The multiple crises of 2020 showed us the importance of listening to employees. The remote work, a renewed focus on equality, vaccine mandates, and other seismic social events forced employers to listen because they were going through completely new disruptions. There were no blueprints, and they could not just tell employees how to respond. They had to ask.

Listening is closely related to recognition. Listening is another way of recognizing your employees, letting them know that you see them. Employees are more productive when this happens.

  • 41 percent of high-performance organizations regularly survey employee sentiment

  • 28 percent of low-performance organizations regularly monitor employee sentiment

  • 27 percent of high-performance organizations have always-on feedback mechanisms

  • 7 percent of low-performance organizations have always-on feedback mechanisms

Listening to employees also boosts employee engagement.

  • 63 percent of employees at businesses that ask for feedback are highly engaged.
  • 27 percent of employees that do not ask for employee feedback are highly engaged.

And then there is retention. The Harvard Business Review said, “Want fewer employees to quit? Listen to them.” The publication’s survey of 27,000 employees found that:

  • 62 percent of employees at companies that repeatedly ask for feedback recommend their company to others.

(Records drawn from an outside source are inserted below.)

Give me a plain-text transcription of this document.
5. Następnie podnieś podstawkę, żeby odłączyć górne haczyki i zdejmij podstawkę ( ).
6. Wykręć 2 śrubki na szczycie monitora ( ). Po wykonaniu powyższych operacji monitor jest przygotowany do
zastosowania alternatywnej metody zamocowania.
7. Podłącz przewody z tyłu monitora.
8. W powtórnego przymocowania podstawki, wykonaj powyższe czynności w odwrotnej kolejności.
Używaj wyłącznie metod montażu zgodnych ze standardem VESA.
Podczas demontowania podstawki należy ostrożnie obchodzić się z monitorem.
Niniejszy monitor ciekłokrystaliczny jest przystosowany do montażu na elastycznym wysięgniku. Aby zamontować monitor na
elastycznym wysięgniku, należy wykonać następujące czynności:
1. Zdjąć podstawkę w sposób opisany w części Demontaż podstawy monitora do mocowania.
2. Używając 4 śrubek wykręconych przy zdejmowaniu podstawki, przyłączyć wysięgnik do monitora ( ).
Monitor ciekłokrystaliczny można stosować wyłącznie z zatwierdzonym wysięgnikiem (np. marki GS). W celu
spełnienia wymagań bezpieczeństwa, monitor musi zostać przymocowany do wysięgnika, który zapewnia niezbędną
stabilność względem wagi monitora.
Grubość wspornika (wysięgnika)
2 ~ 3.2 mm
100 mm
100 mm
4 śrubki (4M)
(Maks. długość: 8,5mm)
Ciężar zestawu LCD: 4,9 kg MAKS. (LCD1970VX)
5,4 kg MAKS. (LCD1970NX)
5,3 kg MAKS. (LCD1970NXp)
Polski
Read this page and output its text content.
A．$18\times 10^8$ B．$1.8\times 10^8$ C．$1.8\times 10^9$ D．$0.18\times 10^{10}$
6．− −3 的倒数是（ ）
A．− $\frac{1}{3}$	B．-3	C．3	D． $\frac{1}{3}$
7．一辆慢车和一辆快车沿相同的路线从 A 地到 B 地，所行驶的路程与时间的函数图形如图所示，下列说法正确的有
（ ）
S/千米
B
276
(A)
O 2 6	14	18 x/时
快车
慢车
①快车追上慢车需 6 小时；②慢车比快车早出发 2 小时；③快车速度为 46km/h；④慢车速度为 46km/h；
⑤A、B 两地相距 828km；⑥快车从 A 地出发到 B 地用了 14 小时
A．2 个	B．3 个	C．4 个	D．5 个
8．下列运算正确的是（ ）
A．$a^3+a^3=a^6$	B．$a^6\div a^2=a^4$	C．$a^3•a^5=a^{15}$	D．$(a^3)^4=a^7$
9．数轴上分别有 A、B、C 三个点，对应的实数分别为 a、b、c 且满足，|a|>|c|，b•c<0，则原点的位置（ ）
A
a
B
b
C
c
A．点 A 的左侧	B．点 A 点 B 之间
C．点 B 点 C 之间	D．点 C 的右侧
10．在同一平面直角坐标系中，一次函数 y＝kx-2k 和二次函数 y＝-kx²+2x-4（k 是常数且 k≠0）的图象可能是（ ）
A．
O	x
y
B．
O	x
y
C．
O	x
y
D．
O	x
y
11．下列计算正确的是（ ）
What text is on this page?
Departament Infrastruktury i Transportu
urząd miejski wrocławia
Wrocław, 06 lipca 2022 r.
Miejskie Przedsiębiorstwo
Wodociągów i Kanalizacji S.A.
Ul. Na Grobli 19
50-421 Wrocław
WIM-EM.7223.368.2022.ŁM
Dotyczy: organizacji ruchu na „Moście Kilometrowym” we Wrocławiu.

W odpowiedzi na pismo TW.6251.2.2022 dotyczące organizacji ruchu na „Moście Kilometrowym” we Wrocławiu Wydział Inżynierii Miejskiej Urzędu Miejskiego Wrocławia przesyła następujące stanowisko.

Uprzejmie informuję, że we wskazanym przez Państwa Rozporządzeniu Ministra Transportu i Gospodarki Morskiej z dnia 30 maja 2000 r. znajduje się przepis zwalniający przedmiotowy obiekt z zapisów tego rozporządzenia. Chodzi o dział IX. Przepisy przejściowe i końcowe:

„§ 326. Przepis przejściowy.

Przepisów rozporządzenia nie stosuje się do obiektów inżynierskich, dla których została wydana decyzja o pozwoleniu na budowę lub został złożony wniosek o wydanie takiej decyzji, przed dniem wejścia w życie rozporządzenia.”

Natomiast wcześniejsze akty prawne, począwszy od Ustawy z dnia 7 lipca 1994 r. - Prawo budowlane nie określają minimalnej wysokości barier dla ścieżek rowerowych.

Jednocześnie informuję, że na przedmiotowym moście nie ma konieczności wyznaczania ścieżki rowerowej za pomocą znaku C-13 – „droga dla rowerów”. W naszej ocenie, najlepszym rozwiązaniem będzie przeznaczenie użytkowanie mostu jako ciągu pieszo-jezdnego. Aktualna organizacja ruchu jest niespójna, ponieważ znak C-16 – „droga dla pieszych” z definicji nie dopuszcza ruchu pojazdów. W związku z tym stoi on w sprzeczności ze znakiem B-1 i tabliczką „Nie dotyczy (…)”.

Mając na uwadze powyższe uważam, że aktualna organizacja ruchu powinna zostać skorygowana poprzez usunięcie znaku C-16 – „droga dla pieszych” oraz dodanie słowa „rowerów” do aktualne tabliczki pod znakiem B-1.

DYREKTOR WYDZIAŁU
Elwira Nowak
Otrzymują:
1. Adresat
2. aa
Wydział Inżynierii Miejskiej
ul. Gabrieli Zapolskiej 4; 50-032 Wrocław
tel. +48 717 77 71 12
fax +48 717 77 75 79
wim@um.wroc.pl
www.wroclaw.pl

  • 5 percent of employees at companies that do not repeatedly ask for feedback recommend their company to others.

Here are some methods of listening to employees:

  • Conduct short, topic-specific “pulse surveys” around job satisfaction.

  • Use annual or semiannual employee engagement surveys.

  • Create a chat channel where employees can anonymously provide feedback 24/7.

Once again, a best practice for improving employee productivity also boosts engagement and retention. Of course, you must act on what you hear. Despite spending north of $700 million to boost engagement, U.S. employee engagement continues to hover around 35 percent. That is because 30 percent of workers think employee surveys are worthless because nothing changes.

Bonus: Improve Employee Productivity for Executives with a Virtual Assistant

Remote executive assistants or virtual assistants went mainstream during the pandemic. Everyone was remote so the location of an executive assistant became irrelevant, and executives were very suddenly overloaded with admin work. Remote executive assistants can take a lot of busywork off executives’ plates including:

  • Scheduling meetings

  • Planning travel

  • Filing expenses

  • Data entry

  • CRM maintenance

  • Invoicing and payment processing

Those are just starting points. Executives spend 16 hours a week on day-to-day tasks. As a virtual assistant gets to know you and your business, they can move on to more nuanced tasks like event planning, sales follow-up, email marketing, and more—giving you 16 more hours to do your best work.

ROI of Improving Employee Productivity

A disengaged employee costs an organization $3,400 for every $10,000 in annual salary in lost productivity. That added up to a total loss productivity cost of $350 million per year for U.S. businesses. Turnover is also costly and disruptive. It takes an average of four months and 1.5-2 times the departing employee’s salary to recruit, interview, onboard, and train a replacement. Some recommendations here are also costly—education, technology, and wellness programs are not free. Recognition and listening can be. The productivity gains from productivity investments are significant and multiply as engagement and retention rise. As Richard Branson said: “Customers come second, employees first. It is a philosophy that brings unexpected benefits to both the company and its clients.”